Enter Shikari - Cambridge Junction

The St Albans rabble rousers brought their genre bending riot to Cambridge for the first time in four years, as well as their first club tour in just as many.

The last time I saw Enter Shikari was in a rather larger venue, Alexandra Palace, perhaps you’ve heard of it? This time around, however, was a totally different affair as they were in a venue more than 10 times smaller. In what many would say was an impossible feat, Enter Shikari successfully pulled off an arena sized show in a 900 capacity club.

As arguably one of the biggest British rock bands going right now, it’s no surprise that this show sold out just like many of the other shows on their current tour. I feel sorry for anyone who missed out on tickets because it was genuinely one of the best live performances you will ever see from any band of any size in any sized room.

Kicking off the show were British Post-Rock up and comers Black Peaks; as one of the few people in attendance that was a fan of theirs, they brought a heap of unfortunately unreciprocated energy and more riffs than you fit on CD. A fantastic start to the show, I highly recommend everyone checks out their new album ‘All That Divides’.

Next up were Palaye Royale, an avant-garde rock n roll band. They had all the charisma and the songs to back it up as well as being the main draw of the night for a handful of fans. If you’re a fan of Las Vegas style rock n roll, these guys might be for you.

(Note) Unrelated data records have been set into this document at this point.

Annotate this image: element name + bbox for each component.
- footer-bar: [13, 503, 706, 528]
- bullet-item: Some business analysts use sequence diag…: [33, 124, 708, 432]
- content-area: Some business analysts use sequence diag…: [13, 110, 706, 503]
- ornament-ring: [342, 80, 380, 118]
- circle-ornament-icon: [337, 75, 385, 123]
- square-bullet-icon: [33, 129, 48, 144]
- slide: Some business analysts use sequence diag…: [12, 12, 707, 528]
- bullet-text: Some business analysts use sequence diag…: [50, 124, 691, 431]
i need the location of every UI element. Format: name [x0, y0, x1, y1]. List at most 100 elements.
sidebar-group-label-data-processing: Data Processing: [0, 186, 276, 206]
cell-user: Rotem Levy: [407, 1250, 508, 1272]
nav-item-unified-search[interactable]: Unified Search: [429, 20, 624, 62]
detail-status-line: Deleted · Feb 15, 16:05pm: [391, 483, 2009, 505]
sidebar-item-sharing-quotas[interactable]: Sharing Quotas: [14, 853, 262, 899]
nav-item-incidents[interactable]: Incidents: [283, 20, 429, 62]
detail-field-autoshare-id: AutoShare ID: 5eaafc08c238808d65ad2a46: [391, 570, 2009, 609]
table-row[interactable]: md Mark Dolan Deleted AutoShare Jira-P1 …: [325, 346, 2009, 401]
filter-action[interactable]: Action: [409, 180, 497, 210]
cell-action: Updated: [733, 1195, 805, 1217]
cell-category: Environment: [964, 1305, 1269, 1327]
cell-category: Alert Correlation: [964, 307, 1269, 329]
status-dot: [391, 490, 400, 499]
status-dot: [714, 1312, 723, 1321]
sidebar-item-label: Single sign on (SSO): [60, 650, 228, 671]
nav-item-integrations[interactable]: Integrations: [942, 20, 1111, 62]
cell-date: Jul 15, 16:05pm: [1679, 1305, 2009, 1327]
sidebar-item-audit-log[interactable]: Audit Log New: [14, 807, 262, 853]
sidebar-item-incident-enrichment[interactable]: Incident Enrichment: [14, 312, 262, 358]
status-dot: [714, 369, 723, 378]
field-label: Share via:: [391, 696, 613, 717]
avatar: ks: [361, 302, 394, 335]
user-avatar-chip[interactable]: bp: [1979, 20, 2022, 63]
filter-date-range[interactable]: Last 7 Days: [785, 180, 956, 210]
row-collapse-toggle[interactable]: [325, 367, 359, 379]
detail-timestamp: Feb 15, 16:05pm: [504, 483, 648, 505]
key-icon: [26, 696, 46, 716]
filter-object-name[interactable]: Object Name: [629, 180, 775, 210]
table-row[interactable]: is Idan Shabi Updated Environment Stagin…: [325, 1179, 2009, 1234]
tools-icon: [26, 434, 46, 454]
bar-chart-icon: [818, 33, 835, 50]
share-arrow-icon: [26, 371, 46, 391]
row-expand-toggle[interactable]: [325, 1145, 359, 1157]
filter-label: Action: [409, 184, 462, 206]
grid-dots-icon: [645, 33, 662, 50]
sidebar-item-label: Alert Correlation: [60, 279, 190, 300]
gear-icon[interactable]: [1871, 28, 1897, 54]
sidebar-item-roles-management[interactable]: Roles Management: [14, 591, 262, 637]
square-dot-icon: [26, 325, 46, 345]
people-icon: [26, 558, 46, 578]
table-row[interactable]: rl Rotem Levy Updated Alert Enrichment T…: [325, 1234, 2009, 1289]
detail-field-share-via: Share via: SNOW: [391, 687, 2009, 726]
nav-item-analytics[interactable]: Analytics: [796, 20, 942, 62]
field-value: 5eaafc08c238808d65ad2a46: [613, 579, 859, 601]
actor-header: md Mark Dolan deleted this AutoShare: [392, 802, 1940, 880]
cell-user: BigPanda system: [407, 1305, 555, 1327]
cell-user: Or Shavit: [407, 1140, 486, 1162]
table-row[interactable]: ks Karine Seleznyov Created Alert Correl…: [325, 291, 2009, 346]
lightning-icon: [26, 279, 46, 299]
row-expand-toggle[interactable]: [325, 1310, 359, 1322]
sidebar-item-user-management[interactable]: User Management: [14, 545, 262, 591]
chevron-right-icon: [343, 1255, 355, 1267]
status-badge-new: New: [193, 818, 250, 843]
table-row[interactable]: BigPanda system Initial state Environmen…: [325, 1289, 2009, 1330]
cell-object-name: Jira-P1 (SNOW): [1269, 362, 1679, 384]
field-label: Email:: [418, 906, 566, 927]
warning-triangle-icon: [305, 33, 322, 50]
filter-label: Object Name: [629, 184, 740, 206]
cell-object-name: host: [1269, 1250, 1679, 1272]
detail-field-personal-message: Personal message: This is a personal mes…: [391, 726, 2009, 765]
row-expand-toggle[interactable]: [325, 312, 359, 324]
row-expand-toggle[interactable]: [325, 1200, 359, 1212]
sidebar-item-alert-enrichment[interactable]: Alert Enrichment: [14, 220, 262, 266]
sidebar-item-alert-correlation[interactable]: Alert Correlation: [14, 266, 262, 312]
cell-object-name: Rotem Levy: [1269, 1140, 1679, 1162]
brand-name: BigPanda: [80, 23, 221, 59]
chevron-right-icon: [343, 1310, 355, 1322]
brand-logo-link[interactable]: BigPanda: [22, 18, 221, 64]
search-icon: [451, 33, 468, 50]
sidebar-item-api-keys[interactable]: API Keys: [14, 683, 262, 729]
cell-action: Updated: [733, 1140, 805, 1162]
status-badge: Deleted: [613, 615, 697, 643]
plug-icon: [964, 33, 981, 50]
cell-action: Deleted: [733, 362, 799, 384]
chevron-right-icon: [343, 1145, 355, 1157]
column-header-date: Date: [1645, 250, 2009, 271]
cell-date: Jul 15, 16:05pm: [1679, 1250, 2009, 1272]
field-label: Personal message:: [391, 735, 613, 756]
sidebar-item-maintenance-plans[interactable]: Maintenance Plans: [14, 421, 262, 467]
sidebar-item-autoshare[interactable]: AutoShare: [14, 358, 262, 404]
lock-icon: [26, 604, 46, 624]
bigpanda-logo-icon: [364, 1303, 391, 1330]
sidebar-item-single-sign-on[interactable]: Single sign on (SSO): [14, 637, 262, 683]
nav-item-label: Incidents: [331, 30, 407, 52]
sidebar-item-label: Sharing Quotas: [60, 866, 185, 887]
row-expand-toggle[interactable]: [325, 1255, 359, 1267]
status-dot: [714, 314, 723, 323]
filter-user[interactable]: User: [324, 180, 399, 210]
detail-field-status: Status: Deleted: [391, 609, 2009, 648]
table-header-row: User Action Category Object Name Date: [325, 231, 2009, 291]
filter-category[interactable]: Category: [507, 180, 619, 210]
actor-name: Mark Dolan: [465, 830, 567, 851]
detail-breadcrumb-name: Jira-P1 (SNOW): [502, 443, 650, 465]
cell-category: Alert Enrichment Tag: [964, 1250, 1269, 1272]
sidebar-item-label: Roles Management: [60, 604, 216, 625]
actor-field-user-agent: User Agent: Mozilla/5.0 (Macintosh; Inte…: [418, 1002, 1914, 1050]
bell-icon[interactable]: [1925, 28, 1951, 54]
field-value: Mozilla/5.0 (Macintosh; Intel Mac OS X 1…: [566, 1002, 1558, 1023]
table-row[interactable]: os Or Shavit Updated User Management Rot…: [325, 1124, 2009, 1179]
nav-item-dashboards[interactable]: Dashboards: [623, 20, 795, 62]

Just like the last time I saw Enter Shikari, the show was kicked off with ‘The Sights’ from their most recent and more pop orientated album ‘The Spark’. What came next however was a blistering 25 song set of older songs that saw the crowd turn into non stop mosh pit. Deep cuts such as ‘Step Up’ and ‘Gap In The Fence’ were great surprises intended as a celebration of the 10th Anniversary of their album ‘Common Dreads’ as well as my personal favourite song ‘Slipshod’ which details a bad experience at a restaurant very explicitly. A drum n bass remix of ‘Anaesthetist’ brought another level of hysteria to the show as well as a cover of ‘Insomnia’ by Faithless. I wondered to myself if the staff at the junction were familiar with Enter Shikari because if they weren’t I imagine they were very confused by the multitude of genres on display during this set.

The stage production on this tour was second to none, very few bands would bring a production of this level to such small venues. Enter Shikari have never been a band to do half measures in their live shows and this show was no exception. There were confetti cannons, lasers and strobe lighting aplenty tonight, with so much going on this was a very tough show to photograph but then again I didn’t want to take my eyes away for one second for fear of missing yet another twist in the show.

With most bands, to see a show like this you’d be headed off to Wembley Arena on the train with a ticket costing £50 for the gig. With Enter Shikari you’re walking to your local venue and getting a show of the same, if not better, calibre for half the price.